If you’re evaluating OpenClaw or comparable agent frameworks in your organization and need support with architecture, security review, or governance design, get in touch →
Frequently Asked Questions
What is OpenClaw and why did it gain popularity so quickly?
OpenClaw is a self-hosted autonomous AI assistant that connects to local files, messaging apps, and automation workflows without cloud dependencies. It reached 60,000 GitHub stars in 72 hours because it addresses genuine demand for local, privacy-preserving AI agent deployments that teams can control independently.
How many critical vulnerabilities has OpenClaw had?
Five critical CVEs were published within weeks of launch. CVE-2026-24763 allows remote command injection with a 9.8 CVSS score. CVE-2026-30741 enables code execution via prompt injection with a 9.3 score. Research found 40,000 publicly reachable instances, with 12,812 vulnerable to remote code execution.
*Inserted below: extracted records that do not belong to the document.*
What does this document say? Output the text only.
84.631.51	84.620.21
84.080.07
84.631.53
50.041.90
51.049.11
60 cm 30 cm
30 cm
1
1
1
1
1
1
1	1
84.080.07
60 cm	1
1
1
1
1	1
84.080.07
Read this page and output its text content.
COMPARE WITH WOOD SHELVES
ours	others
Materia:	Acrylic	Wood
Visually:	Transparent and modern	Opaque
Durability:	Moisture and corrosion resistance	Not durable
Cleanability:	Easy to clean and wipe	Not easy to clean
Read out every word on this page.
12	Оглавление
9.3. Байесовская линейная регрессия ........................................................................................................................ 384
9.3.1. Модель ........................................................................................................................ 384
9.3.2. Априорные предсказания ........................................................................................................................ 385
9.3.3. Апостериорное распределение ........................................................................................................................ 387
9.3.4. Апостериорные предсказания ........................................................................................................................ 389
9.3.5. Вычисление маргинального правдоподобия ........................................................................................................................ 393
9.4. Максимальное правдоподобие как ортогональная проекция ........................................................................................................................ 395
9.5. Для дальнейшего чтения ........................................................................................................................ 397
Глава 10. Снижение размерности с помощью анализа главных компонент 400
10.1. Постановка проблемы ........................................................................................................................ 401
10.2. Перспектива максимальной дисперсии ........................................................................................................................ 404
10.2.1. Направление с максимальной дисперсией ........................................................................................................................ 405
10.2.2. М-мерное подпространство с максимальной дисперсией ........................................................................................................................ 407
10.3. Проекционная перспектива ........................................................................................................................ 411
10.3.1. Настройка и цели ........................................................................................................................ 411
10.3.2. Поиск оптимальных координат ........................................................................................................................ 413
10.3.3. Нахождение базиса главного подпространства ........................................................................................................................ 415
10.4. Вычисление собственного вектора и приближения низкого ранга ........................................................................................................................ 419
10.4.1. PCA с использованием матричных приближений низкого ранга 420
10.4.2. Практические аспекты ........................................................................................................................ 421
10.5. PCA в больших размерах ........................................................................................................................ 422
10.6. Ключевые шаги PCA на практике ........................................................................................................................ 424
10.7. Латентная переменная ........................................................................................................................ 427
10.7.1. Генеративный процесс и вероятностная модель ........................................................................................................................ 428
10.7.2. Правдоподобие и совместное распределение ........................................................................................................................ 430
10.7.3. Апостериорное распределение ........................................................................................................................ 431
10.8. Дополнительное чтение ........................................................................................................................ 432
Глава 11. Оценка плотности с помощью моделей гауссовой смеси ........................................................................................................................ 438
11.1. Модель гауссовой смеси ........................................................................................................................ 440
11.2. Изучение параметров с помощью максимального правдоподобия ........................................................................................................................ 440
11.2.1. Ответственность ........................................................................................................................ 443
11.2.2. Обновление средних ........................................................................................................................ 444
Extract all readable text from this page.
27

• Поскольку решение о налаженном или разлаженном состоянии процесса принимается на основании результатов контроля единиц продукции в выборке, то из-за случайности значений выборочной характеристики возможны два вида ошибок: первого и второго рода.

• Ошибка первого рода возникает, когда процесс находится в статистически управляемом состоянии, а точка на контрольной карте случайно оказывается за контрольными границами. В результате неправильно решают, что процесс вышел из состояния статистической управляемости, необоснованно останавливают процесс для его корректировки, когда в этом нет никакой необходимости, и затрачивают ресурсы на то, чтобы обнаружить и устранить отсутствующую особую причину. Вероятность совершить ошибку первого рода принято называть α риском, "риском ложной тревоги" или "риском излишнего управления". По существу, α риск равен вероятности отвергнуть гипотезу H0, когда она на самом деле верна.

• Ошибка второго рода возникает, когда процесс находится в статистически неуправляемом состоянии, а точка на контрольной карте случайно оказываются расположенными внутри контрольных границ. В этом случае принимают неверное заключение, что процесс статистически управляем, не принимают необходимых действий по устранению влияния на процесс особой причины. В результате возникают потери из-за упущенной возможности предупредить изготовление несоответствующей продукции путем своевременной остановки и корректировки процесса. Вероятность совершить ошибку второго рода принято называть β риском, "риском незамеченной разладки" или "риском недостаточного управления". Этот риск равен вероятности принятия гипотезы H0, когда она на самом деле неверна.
What is the CanisterWorm and how does it spread?
CanisterWorm is a self-propagating worm that uses stolen npm tokens from CI runners to infect npm packages. It polls Internet Computer Protocol canisters for payloads every 50 minutes and automatically infects accessible packages. The worm spread across 141 malicious artifacts in 66 packages.
How does OpenClaw store credentials and what are the risks?
OpenClaw stores API tokens and credentials in plaintext in the default configuration at ~/.openclaw/config.yaml without encryption. This exposes corporate API tokens to anyone with filesystem access. The risk increases significantly when agents access company files and invoke external services outside governance oversight.
What security measures should teams implement before deploying OpenClaw?
Rotate credentials immediately if exposed. Pin OpenClaw versions strictly and apply all security patches. Review external Skill source code before deployment. Store credentials in a secrets management system like HashiCorp Vault instead of plaintext files. Establish governance policies on who can use OpenClaw and which data flows through agents.